I never really thought about it, but when I am not in my protective gay cocoon (full of rainbows and glitter), I am just as comfortable hiding out in the closet. Honestly, there are times I actually prefer being in the closet. It’s so warm and comforting and safe.

It’s not that I do the whole “straight acting” thing, but there are times and places where I find my gayness needs to be tempered. Obviously, if I am around a group of straight people, I’m not going to bring up last night’s episode of the L Word or try to find out everyone’s favorite local drag queen. I don’t mind not talking about that. I know that not everyone shares my interests. What I do mind are those times when I can’t mention how I feel about the The Defense of Marriage Act without being accused of flaunting my homosexuality. And God forbid I say something about my personal life, like mentioning my girlfriend’s name. There I am again, bringing my bedroom into your living room, practically waving my rainbow flag in your face.

Do I sound bitter? I sound bitter, don’t I? I hate to say this, but my bitterness has been well earned. Since I came out in 1996, I have experienced ignorance and intolerance and ugliness from all kinds of people. For the most part, I’ve gathered all of this in a second-hand way.

Has Fred Phelps ever told me to my face that AIDS is God’s punishment for us gay people? No. But he certainly says that on his website . The man even leads protests outside the funerals of soldiers killed in Iraq. I think I can safely assume that, seeing as how I’m all gay and everything, old Freddy boy wouldn’t have many kind words for me.

Then again, a lot of people in this country probably don’t have very nice things to say about gay people. For the most part, these people won’t say anything to your face (behind your back is fair game though), but I guess sometimes we get a little crazy with our faggotry and that’s when these fine people have to put us in our place.

One time, I went to Borders with Jen, my girlfriend at the time, and-gasp!-we actually hugged in public. It wasn’t much of a hug really. It couldn’t have lasted more than ten seconds.

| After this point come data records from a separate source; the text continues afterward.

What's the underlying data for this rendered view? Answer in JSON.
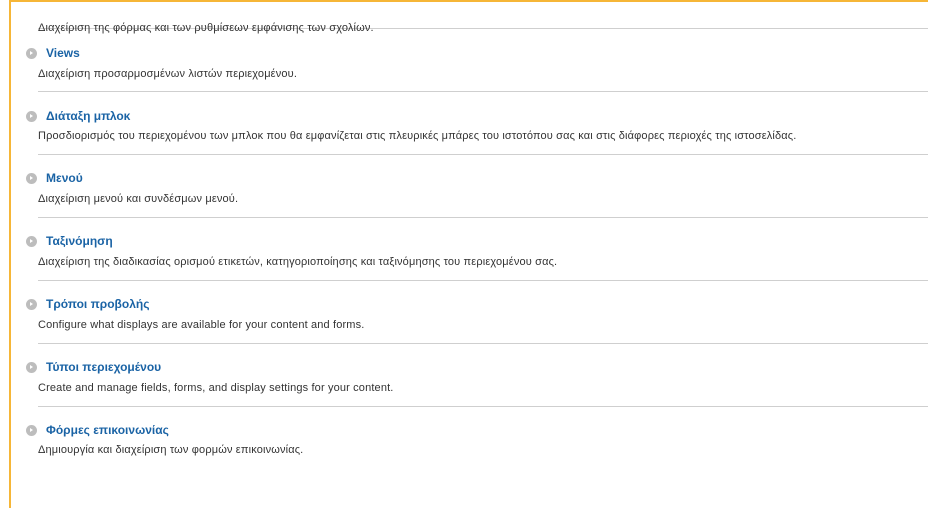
{
  "top_description": "Διαχείριση της φόρμας και των ρυθμίσεων εμφάνισης των σχολίων.",
  "items": [
    {
      "title": "Views",
      "description": "Διαχείριση προσαρμοσμένων λιστών περιεχομένου.",
      "icon": "circle-arrow-icon"
    },
    {
      "title": "Διάταξη μπλοκ",
      "description": "Προσδιορισμός του περιεχομένου των μπλοκ που θα εμφανίζεται στις πλευρικές μπάρες του ιστοτόπου σας και στις διάφορες περιοχές της ιστοσελίδας.",
      "icon": "circle-arrow-icon"
    },
    {
      "title": "Μενού",
      "description": "Διαχείριση μενού και συνδέσμων μενού.",
      "icon": "circle-arrow-icon"
    },
    {
      "title": "Ταξινόμηση",
      "description": "Διαχείριση της διαδικασίας ορισμού ετικετών, κατηγοριοποίησης και ταξινόμησης του περιεχομένου σας.",
      "icon": "circle-arrow-icon"
    },
    {
      "title": "Τρόποι προβολής",
      "description": "Configure what displays are available for your content and forms.",
      "icon": "circle-arrow-icon"
    },
    {
      "title": "Τύποι περιεχομένου",
      "description": "Create and manage fields, forms, and display settings for your content.",
      "icon": "circle-arrow-icon"
    },
    {
      "title": "Φόρμες επικοινωνίας",
      "description": "Δημιουργία και διαχείριση των φορμών επικοινωνίας.",
      "icon": "circle-arrow-icon"
    }
  ],
  "colors": {
    "accent_border": "#f6b637",
    "link": "#1a63a5",
    "text": "#333333",
    "divider": "#cfcfcf",
    "icon": "#bdbdbd"
  }
}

That being said, our wanton display of lesbianism outraged one woman so much so that she felt it was her duty to walk up to us and announce, “I just want you to know, I think you’re disgusting. You can be that way, but I don’t need to see it.” She said it with such revulsion you would have thought that Jen and I were having full-on gay sex in the store, right there in the Non-Fiction section!

While that is an extreme incident, I still put up with homophobia every day. When I walk down the halls and hear people calling each other “faggot” or when that guy in Algebra thinks now is a good time to tell a gay joke, I am reminded that gay people truly are the last minority group it’s okay to make fun of in public. The people who are yelling gay slurs and telling their little jokes would never come to Raymond Walters and yell the N-Word or tell a joke about Jews in class.

I’ve just had a revelation as I write this. All of the bigotry and ignorance that makes me so quick to hide out in the closet–those are the reasons it’s important for gay people to come out. When I hear people use gay slurs, I should tell them that I find that kind of language offensive. The reason people don’t run around using ethnic slurs is that they know society won’t put up with it. Gay people, well, we do put up with it.

God, it’s a real catch-22, isn’t it? We don’t come out because of we’re afraid that people will mistreat us, but by not coming out we’re allowing them to mistreat us.